20.3 We have the right to fully account for all costs related to the printing of packaging materials according to a design of the customer, such as design drawings, printing plates and printing rollers. We will invoice these costs immediately upon completion of the printed matter. Payment of this invoice must take place within the applicable period of 14 days.
20.4 All design drawings, printing plates, pressure rollers and the like, whether or not at the request of our customer, by or on our instructions, even if these have been or will be charged to the customer in whole or in part, remain our property.

ARTICLE 22: TOLERANCES
22.2 With regard to the quantity, we are deemed to have performed properly if deviations in quantities do not exceed:
For paper products:
- 10% above or below the specified quantity with orders up to 250 kg;
- 5% above or below the specified quantity with orders over 250 kg;

For coastal fabrics or laminates:
- 15% above or below the specified quantity for orders with a net weight up to 500 kg;
- 10% above or below the specified quantity with orders above 500 kg;

For cartons:
- 15% above or below the specified quantity with orders less than 500 kg;
- 10% above or below the specified quantity with orders over 500 kg.

For all other products:
- 20% above or below the specified quantity for orders with a net weight up to 500 kg;
- 15% above or below the specified quantity for orders with a net weight of 500 to 1,000 kg;
- 10% above or below the specified quantity for orders with a net weight above 1000 kg;

Per order is meant one batch in one format and quality. Invoicing takes place based on the quantity actually delivered.

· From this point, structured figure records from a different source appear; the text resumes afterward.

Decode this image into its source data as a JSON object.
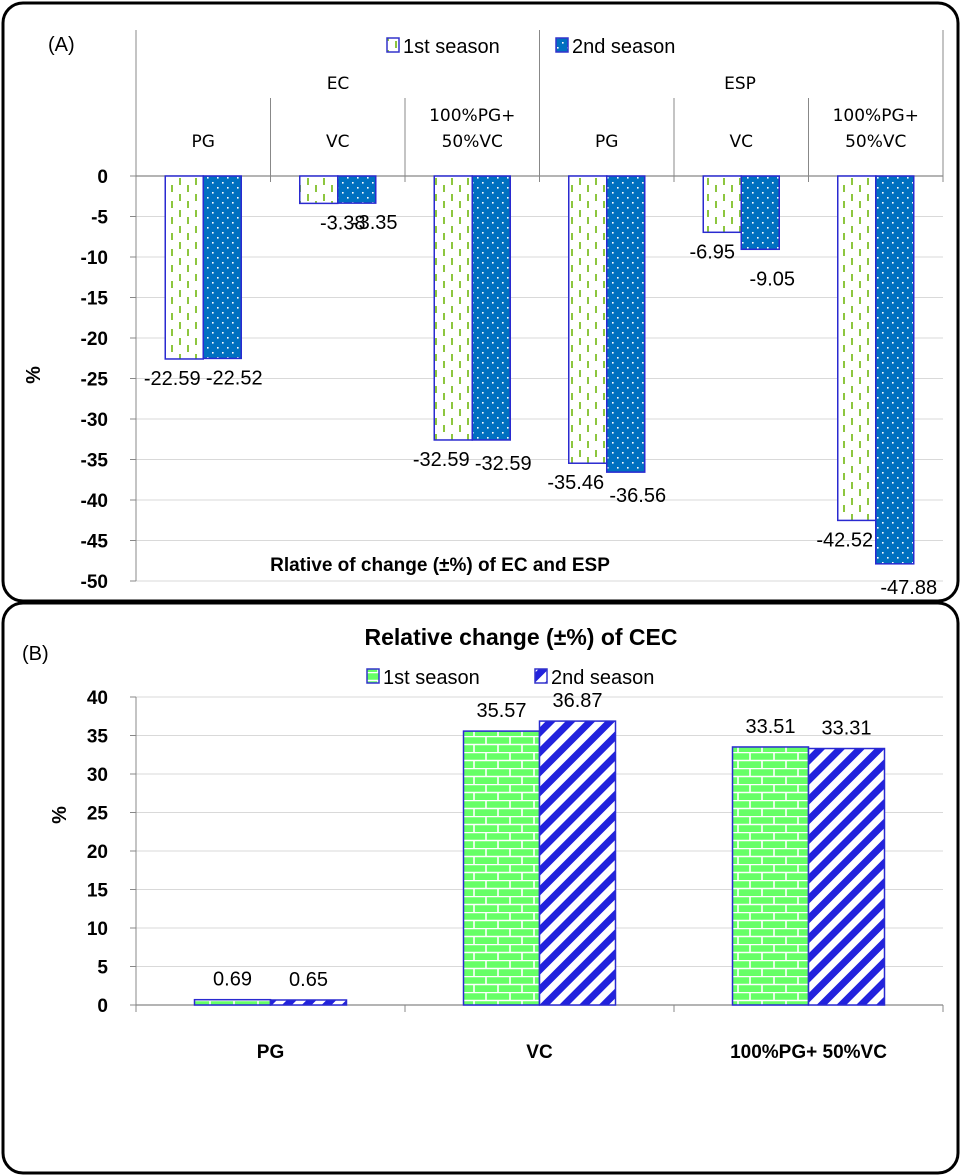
{
  "chart_data": [
    {
      "panel": "(A)",
      "type": "bar",
      "title": "Rlative of change (±%) of EC and ESP",
      "ylabel": "%",
      "ylim": [
        -50,
        0
      ],
      "yticks": [
        0,
        -5,
        -10,
        -15,
        -20,
        -25,
        -30,
        -35,
        -40,
        -45,
        -50
      ],
      "groups": [
        {
          "name": "EC",
          "categories": [
            "PG",
            "VC",
            "100%PG+\n50%VC"
          ]
        },
        {
          "name": "ESP",
          "categories": [
            "PG",
            "VC",
            "100%PG+\n50%VC"
          ]
        }
      ],
      "series": [
        {
          "name": "1st season",
          "values": [
            -22.59,
            -3.38,
            -32.59,
            -35.46,
            -6.95,
            -42.52
          ],
          "labels": [
            "-22.59",
            "-3.38",
            "-32.59",
            "-35.46",
            "-6.95",
            "-42.52"
          ],
          "fill": "dashes",
          "color": "#8dc63f"
        },
        {
          "name": "2nd season",
          "values": [
            -22.52,
            -3.35,
            -32.59,
            -36.56,
            -9.05,
            -47.88
          ],
          "labels": [
            "-22.52",
            "-3.35",
            "-32.59",
            "-36.56",
            "-9.05",
            "-47.88"
          ],
          "fill": "dots",
          "color": "#0070c0"
        }
      ],
      "legend": "top",
      "grid": true
    },
    {
      "panel": "(B)",
      "type": "bar",
      "title": "Relative change (±%) of CEC",
      "ylabel": "%",
      "ylim": [
        0,
        40
      ],
      "yticks": [
        0,
        5,
        10,
        15,
        20,
        25,
        30,
        35,
        40
      ],
      "categories": [
        "PG",
        "VC",
        "100%PG+ 50%VC"
      ],
      "series": [
        {
          "name": "1st season",
          "values": [
            0.69,
            35.57,
            33.51
          ],
          "labels": [
            "0.69",
            "35.57",
            "33.51"
          ],
          "fill": "bricks",
          "color": "#66ff66"
        },
        {
          "name": "2nd season",
          "values": [
            0.65,
            36.87,
            33.31
          ],
          "labels": [
            "0.65",
            "36.87",
            "33.31"
          ],
          "fill": "diagonal",
          "color": "#2222dd"
        }
      ],
      "legend": "top",
      "grid": true
    }
  ]
}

ARTICLE 25: EXPIRY OF CLAIMS AGAINST US
25.1 Claims, for which we have been held liable, lapse if the customer has not taken legal action within 6 months after we have been summoned and given notice of default.

ARTICLE 28: APPLICABLE LAW
28.1 Dutch law applies to all to the exclusion of any other legal system
matters concerning these general terms and conditions, the agreement or the implementation of the agreement.

ARTICLE 29: DISPUTES
29.1. Disputes arising from agreements concluded with us will be settled at our discretion by the Civil Court in our place of residence.

ARTICLE 31: FINAL CONDITIONS
31.1 These terms and conditions can be found on all web stores of Nekel.nu Handelsonderneming
31.2 The most recently published version or the version that applied at the time of the offer or the transaction with us always applies.